Not What You Think

Home > Other > Not What You Think > Page 31
Not What You Think Page 31

by Melissa Hill


  “You know damn well what I’m talking about and don’t pretend that you don’t.”

  “Nicola, I don’t know where all of this is coming from but –”

  “No, of course you don’t, Helen. You don’t know where this is coming from because you’re so consumed in your own little life, you’re so immersed in what’s happening with you, that you don’t know or care what’s going on around you, do you?”

  “What? What the hell are you talking about?”

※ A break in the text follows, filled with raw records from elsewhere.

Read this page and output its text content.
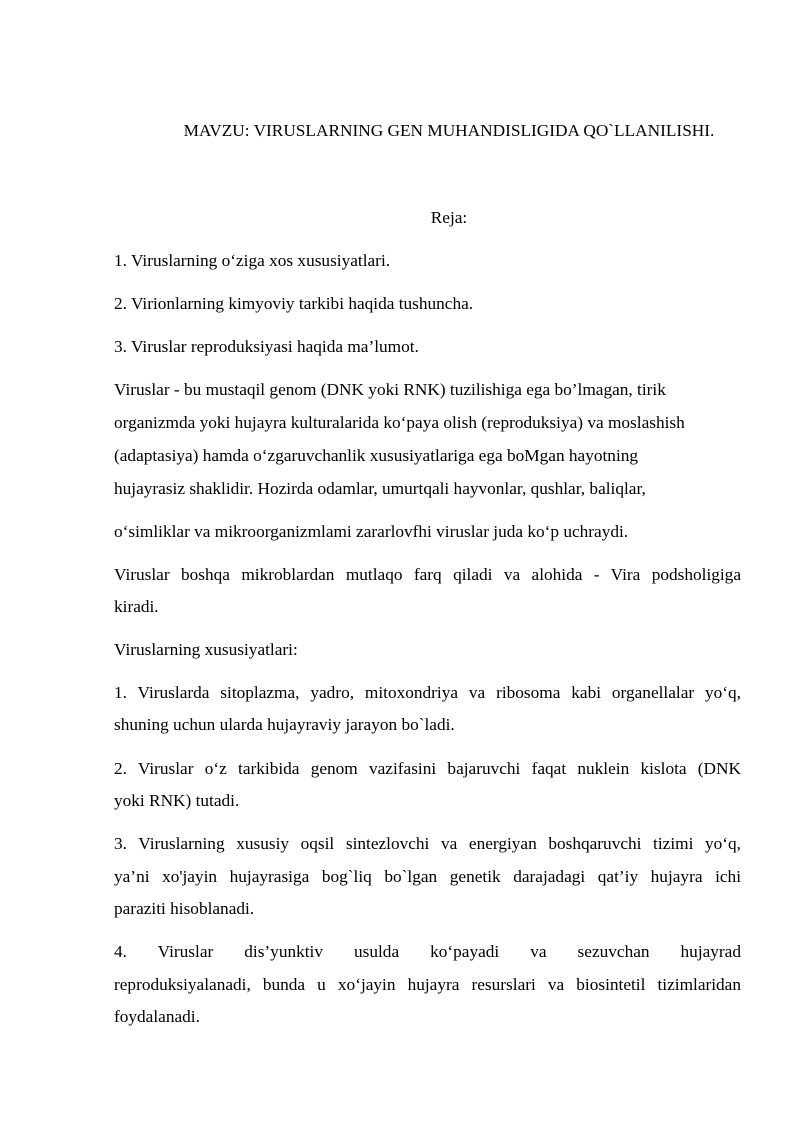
MAVZU: VIRUSLARNING GEN MUHANDISLIGIDA QO`LLANILISHI.
Reja:
1. Viruslarning o‘ziga xos xususiyatlari.
2. Virionlarning kimyoviy tarkibi haqida tushuncha.
3. Viruslar reproduksiyasi haqida ma’lumot.
Viruslar - bu mustaqil genom (DNK yoki RNK) tuzilishiga ega bo’lmagan, tirik
organizmda yoki hujayra kulturalarida ko‘paya olish (reproduksiya) va moslashish
(adaptasiya) hamda o‘zgaruvchanlik xususiyatlariga ega boMgan hayotning
hujayrasiz shaklidir. Hozirda odamlar, umurtqali hayvonlar, qushlar, baliqlar,
o‘simliklar va mikroorganizmlami zararlovfhi viruslar juda ko‘p uchraydi.
Viruslar boshqa mikroblardan mutlaqo farq qiladi va alohida - Vira podsholigiga
kiradi.
Viruslarning xususiyatlari:
1. Viruslarda sitoplazma, yadro, mitoxondriya va ribosoma kabi organellalar yo‘q,
shuning uchun ularda hujayraviy jarayon bo`ladi.
2. Viruslar o‘z tarkibida genom vazifasini bajaruvchi faqat nuklein kislota (DNK
yoki RNK) tutadi.
3. Viruslarning xususiy oqsil sintezlovchi va energiyan boshqaruvchi tizimi yo‘q,
ya’ni xo'jayin hujayrasiga bog`liq bo`lgan genetik darajadagi qat’iy hujayra ichi
paraziti hisoblanadi.
4. Viruslar dis’yunktiv usulda ko‘payadi va sezuvchan hujayrad
reproduksiyalanadi, bunda u xo‘jayin hujayra resurslari va biosintetil tizimlaridan
foydalanadi.
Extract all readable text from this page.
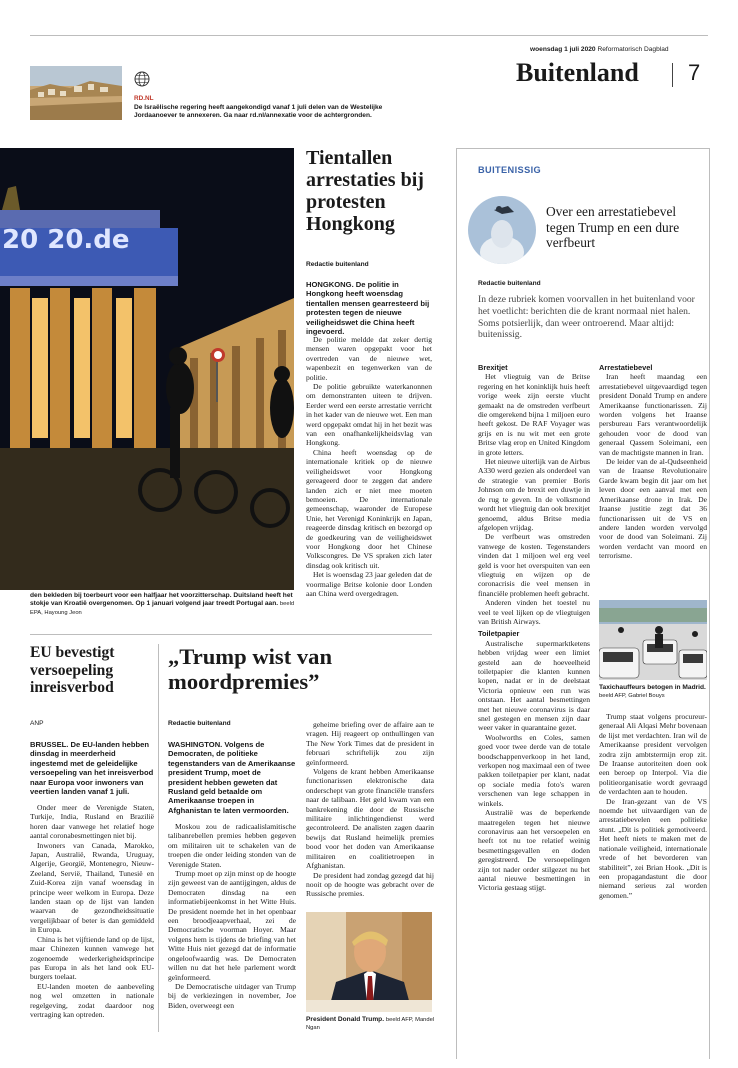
woensdag 1 juli 2020 Reformatorisch Dagblad
Buitenland 7
RD.NL
De Israëlische regering heeft aangekondigd vanaf 1 juli delen van de Westelijke Jordaanoever te annexeren. Ga naar rd.nl/annexatie voor de achtergronden.
20 20.de
den bekleden bij toerbeurt voor een halfjaar het voorzitterschap. Duitsland heeft het stokje van Kroatië overgenomen. Op 1 januari volgend jaar treedt Portugal aan. beeld EPA, Hayoung Jeon
Tientallen arrestaties bij protesten Hongkong
Redactie buitenland
HONGKONG. De politie in Hongkong heeft woensdag tientallen mensen gearresteerd bij protesten tegen de nieuwe veiligheidswet die China heeft ingevoerd.

De politie meldde dat zeker dertig mensen waren opgepakt voor het overtreden van de nieuwe wet, wapenbezit en tegenwerken van de politie.

De politie gebruikte waterkanonnen om demonstranten uiteen te drijven. Eerder werd een eerste arrestatie verricht in het kader van de nieuwe wet. Een man werd opgepakt omdat hij in het bezit was van een onafhankelijkheidsvlag van Hongkong.

China heeft woensdag op de internationale kritiek op de nieuwe veiligheidswet voor Hongkong gereageerd door te zeggen dat andere landen zich er niet mee moeten bemoeien. De internationale gemeenschap, waaronder de Europese Unie, het Verenigd Koninkrijk en Japan, reageerde dinsdag kritisch en bezorgd op de goedkeuring van de veiligheidswet voor Hongkong door het Chinese Volkscongres. De VS spraken zich later dinsdag ook kritisch uit.

Het is woensdag 23 jaar geleden dat de voormalige Britse kolonie door Londen aan China werd overgedragen.

BUITENISSIG
Over een arrestatiebevel tegen Trump en een dure verfbeurt
Redactie buitenland
In deze rubriek komen voorvallen in het buitenland voor het voetlicht: berichten die de krant normaal niet halen. Soms potsierlijk, dan weer ontroerend. Maar altijd: buitenissig.
Brexitjet

Het vliegtuig van de Britse regering en het koninklijk huis heeft vorige week zijn eerste vlucht gemaakt na de omstreden verfbeurt die omgerekend bijna 1 miljoen euro heeft gekost. De RAF Voyager was grijs en is nu wit met een grote Britse vlag erop en United Kingdom in grote letters.

Het nieuwe uiterlijk van de Airbus A330 werd gezien als onderdeel van de strategie van premier Boris Johnson om de brexit een duwtje in de rug te geven. In de volksmond wordt het vliegtuig dan ook brexitjet genoemd, aldus Britse media afgelopen vrijdag.

De verfbeurt was omstreden vanwege de kosten. Tegenstanders vinden dat 1 miljoen wel erg veel geld is voor het overspuiten van een vliegtuig en wijzen op de coronacrisis die veel mensen in financiële problemen heeft gebracht.

Anderen vinden het toestel nu veel te veel lijken op de vliegtuigen van British Airways.

Toiletpapier

Australische supermarktketens hebben vrijdag weer een limiet gesteld aan de hoeveelheid toiletpapier die klanten kunnen kopen, nadat er in de deelstaat Victoria opnieuw een run was ontstaan. Het aantal besmettingen met het nieuwe coronavirus is daar snel gestegen en mensen zijn daar weer vaker in quarantaine gezet.

Woolworths en Coles, samen goed voor twee derde van de totale boodschappenverkoop in het land, verkopen nog maximaal een of twee pakken toiletpapier per klant, nadat op sociale media foto's waren verschenen van lege schappen in winkels.

Australië was de beperkende maatregelen tegen het nieuwe coronavirus aan het versoepelen en heeft tot nu toe relatief weinig besmettingsgevallen en doden geregistreerd. De versoepelingen zijn tot nader order stilgezet nu het aantal nieuwe besmettingen in Victoria gestaag stijgt.

Arrestatiebevel

Iran heeft maandag een arrestatiebevel uitgevaardigd tegen president Donald Trump en andere Amerikaanse functionarissen. Zij worden volgens het Iraanse persbureau Fars verantwoordelijk gehouden voor de dood van generaal Qassem Soleimani, een van de machtigste mannen in Iran.

De leider van de al-Qudseenheid van de Iraanse Revolutionaire Garde kwam begin dit jaar om het leven door een aanval met een Amerikaanse drone in Irak. De Iraanse justitie zegt dat 36 functionarissen uit de VS en andere landen worden vervolgd voor de dood van Soleimani. Zij worden verdacht van moord en terrorisme.

Taxichauffeurs betogen in Madrid. beeld AFP, Gabriel Bouys

Trump staat volgens procureur-generaal Ali Alqasi Mehr bovenaan de lijst met verdachten. Iran wil de Amerikaanse president vervolgen zodra zijn ambtstermijn erop zit. De Iraanse autoriteiten doen ook een beroep op Interpol. Via die politieorganisatie wordt gevraagd de verdachten aan te houden.

De Iran-gezant van de VS noemde het uitvaardigen van de arrestatiebevelen een politieke stunt. „Dit is politiek gemotiveerd. Het heeft niets te maken met de nationale veiligheid, internationale vrede of het bevorderen van stabiliteit”, zei Brian Hook. „Dit is een propagandastunt die door niemand serieus zal worden genomen.”

EU bevestigt versoepeling inreisverbod
ANP
BRUSSEL. De EU-landen hebben dinsdag in meerderheid ingestemd met de geleidelijke versoepeling van het inreisverbod naar Europa voor inwoners van veertien landen vanaf 1 juli.

Onder meer de Verenigde Staten, Turkije, India, Rusland en Brazilië horen daar vanwege het relatief hoge aantal coronabesmettingen niet bij.

Inwoners van Canada, Marokko, Japan, Australië, Rwanda, Uruguay, Algerije, Georgië, Montenegro, Nieuw-Zeeland, Servië, Thailand, Tunesië en Zuid-Korea zijn vanaf woensdag in principe weer welkom in Europa. Deze landen staan op de lijst van landen waarvan de gezondheidssituatie vergelijkbaar of beter is dan gemiddeld in Europa.

China is het vijftiende land op de lijst, maar Chinezen kunnen vanwege het zogenoemde wederkerigheidsprincipe pas Europa in als het land ook EU-burgers toelaat.

EU-landen moeten de aanbeveling nog wel omzetten in nationale regelgeving, zodat daardoor nog vertraging kan optreden.

„Trump wist van moordpremies”
Redactie buitenland
WASHINGTON. Volgens de Democraten, de politieke tegenstanders van de Amerikaanse president Trump, moet de president hebben geweten dat Rusland geld betaalde om Amerikaanse troepen in Afghanistan te laten vermoorden.

Moskou zou de radicaalislamitische talibanrebellen premies hebben gegeven om militairen uit te schakelen van de troepen die onder leiding stonden van de Verenigde Staten.

Trump moet op zijn minst op de hoogte zijn geweest van de aantijgingen, aldus de Democraten dinsdag na een informatiebijeenkomst in het Witte Huis. De president noemde het in het openbaar een broodjeaapverhaal, zei de Democratische voorman Hoyer. Maar volgens hem is tijdens de briefing van het Witte Huis niet gezegd dat de informatie ongeloofwaardig was. De Democraten willen nu dat het hele parlement wordt geïnformeerd.

De Democratische uitdager van Trump bij de verkiezingen in november, Joe Biden, overweegt een

geheime briefing over de affaire aan te vragen. Hij reageert op onthullingen van The New York Times dat de president in februari schriftelijk zou zijn geïnformeerd.

Volgens de krant hebben Amerikaanse functionarissen elektronische data onderschept van grote financiële transfers naar de talibaan. Het geld kwam van een bankrekening die door de Russische militaire inlichtingendienst werd gecontroleerd. De analisten zagen daarin bewijs dat Rusland heimelijk premies bood voor het doden van Amerikaanse militairen en coalitietroepen in Afghanistan.

De president had zondag gezegd dat hij nooit op de hoogte was gebracht over de Russische premies.

President Donald Trump. beeld AFP, Mandel Ngan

  “I’m talking not just about denying your own child in front of your new boyfriend, but denying on her on a regular basis. You’re never with her, Helen! If you’re not dumping her on me, you’re dumping her on Laura, who God knows has had enough to contend with these last few months between planning a wedding and setting up a new business without having to look after a four-year-old!”

  “Helen, it’s OK. I don’t mind having Kerry –” Laura began.

  “But you don’t care about what Laura has to contend with, do you, Helen?” Nicola went on as though Laura hadn’t spoken. “As long as she serves your purpose, you don’t give a shit! And she’s just too nice and too loyal a friend to tell you to stuff it. She’s too good to you and you and I both know you don’t deserve that.”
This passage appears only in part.